Now, I almost wished my teachers would have spared me the humiliation only someone that attempts to make computer chips out of paper products can know. Beneath the obvious drive to earn good marks and to impress my instructors was a perfectionism that would go on to manifest itself into everything I'd ever undertake-- if it wasn't a subject I was particularly good at, I would beat my brain into submission, the alternative too horrible an option to consider. A B on my report card meant I was not special, and a C suggested I should jump from a train. I could handle the fact that my hips made me invisible to my crushes and that I violated every law of popularity, but to be ordinary was a fate worse than the name calling my overachieving rendered. Being forgettable would make my stepmother, who had assumed a Hyde-like distaste for me as soon as the ink dried on her and my father's marriage license, right in her belief I was to blame for everything. I was the reason she could never find her scissors. I was the reason she and my father argued. I was the reason her fairy tale was not turning out as hoped: the unwanted inclusion, a step-daughter that served as a daily reminder of her husband's procreation with someone else. Even before I turned thirteen, I fantasized about my twenties, imagining myself breaking free from the confines of my seafoam green bedroom, my future accomplishments sure indicators that the hushed conversations where I was referred to as selfish, lazy, and ungrateful for forgetting to put away the dishes were completely unfounded.

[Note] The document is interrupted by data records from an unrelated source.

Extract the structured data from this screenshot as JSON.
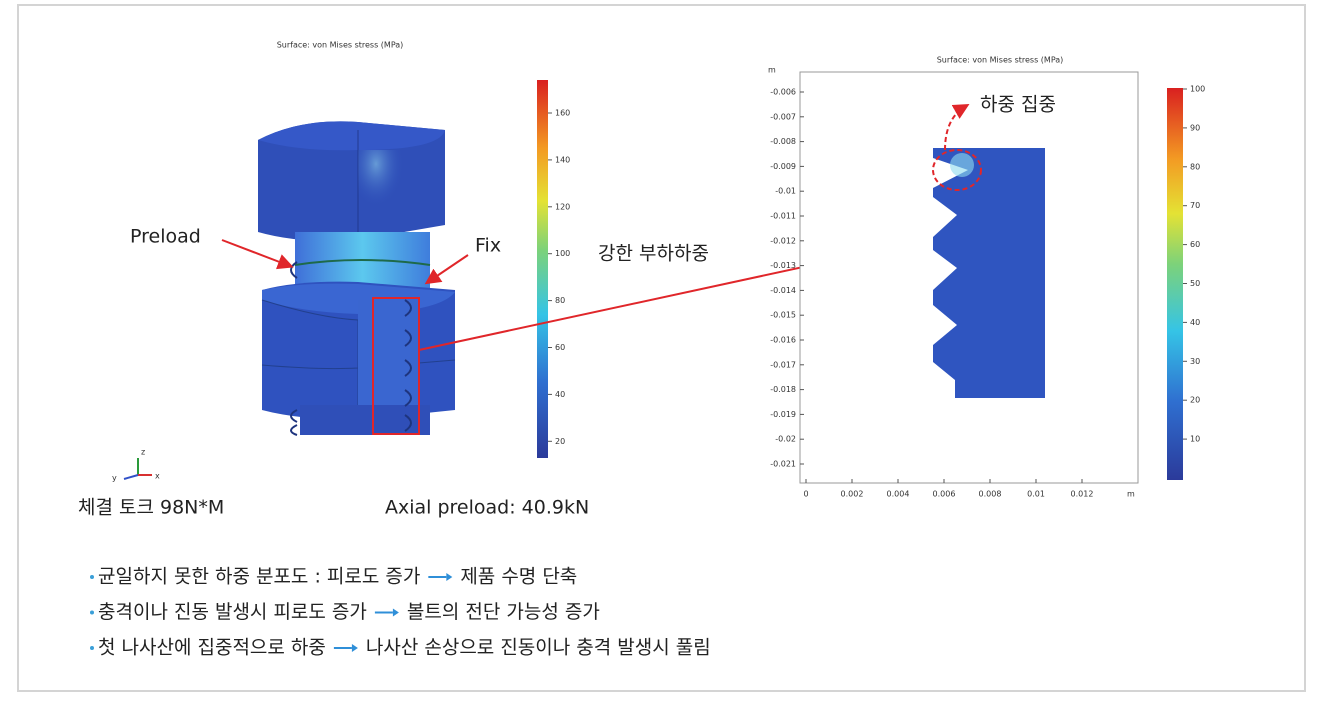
{
  "left_panel": {
    "title": "Surface: von Mises stress (MPa)",
    "colorbar_ticks": [
      "160",
      "140",
      "120",
      "100",
      "80",
      "60",
      "40",
      "20"
    ],
    "preload_label": "Preload",
    "fix_label": "Fix",
    "axis_labels": [
      "z",
      "y",
      "x"
    ],
    "torque": "체결 토크 98N*M",
    "axial_preload": "Axial preload: 40.9kN"
  },
  "callout": "강한 부하하중",
  "right_panel": {
    "title": "Surface: von Mises stress (MPa)",
    "y_unit": "m",
    "y_ticks": [
      "-0.006",
      "-0.007",
      "-0.008",
      "-0.009",
      "-0.01",
      "-0.011",
      "-0.012",
      "-0.013",
      "-0.014",
      "-0.015",
      "-0.016",
      "-0.017",
      "-0.018",
      "-0.019",
      "-0.02",
      "-0.021"
    ],
    "x_ticks": [
      "0",
      "0.002",
      "0.004",
      "0.006",
      "0.008",
      "0.01",
      "0.012"
    ],
    "x_unit": "m",
    "colorbar_ticks": [
      "100",
      "90",
      "80",
      "70",
      "60",
      "50",
      "40",
      "30",
      "20",
      "10"
    ],
    "annotation": "하중 집중"
  },
  "bullets": [
    {
      "cause": "균일하지 못한 하중 분포도 : 피로도 증가",
      "effect": "제품 수명 단축"
    },
    {
      "cause": "충격이나 진동 발생시 피로도 증가",
      "effect": "볼트의 전단 가능성 증가"
    },
    {
      "cause": "첫 나사산에 집중적으로 하중",
      "effect": "나사산 손상으로 진동이나 충격 발생시 풀림"
    }
  ]
}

Walking from the front of the classroom to the rhythm of halfhearted applause, my lopsided cardboard creation cradled in my arms and my classmates' disdain firm against my back, I already imagined the brightly colored A scribbled across my evaluation. Maybe there would even be a plus, I thought, accompanied by a handful of other praises that could be mentally replayed whenever my stepmother's stiff remarks over the latest forgotten chore, forsaken dish, or lunch money request compromised the feeble armor of my blankets.

So imaginative, they would say, standing back to admire the blinking lights and dancing hamster graphics across the pixelated screen. I always knew she would amount to something extraordinary.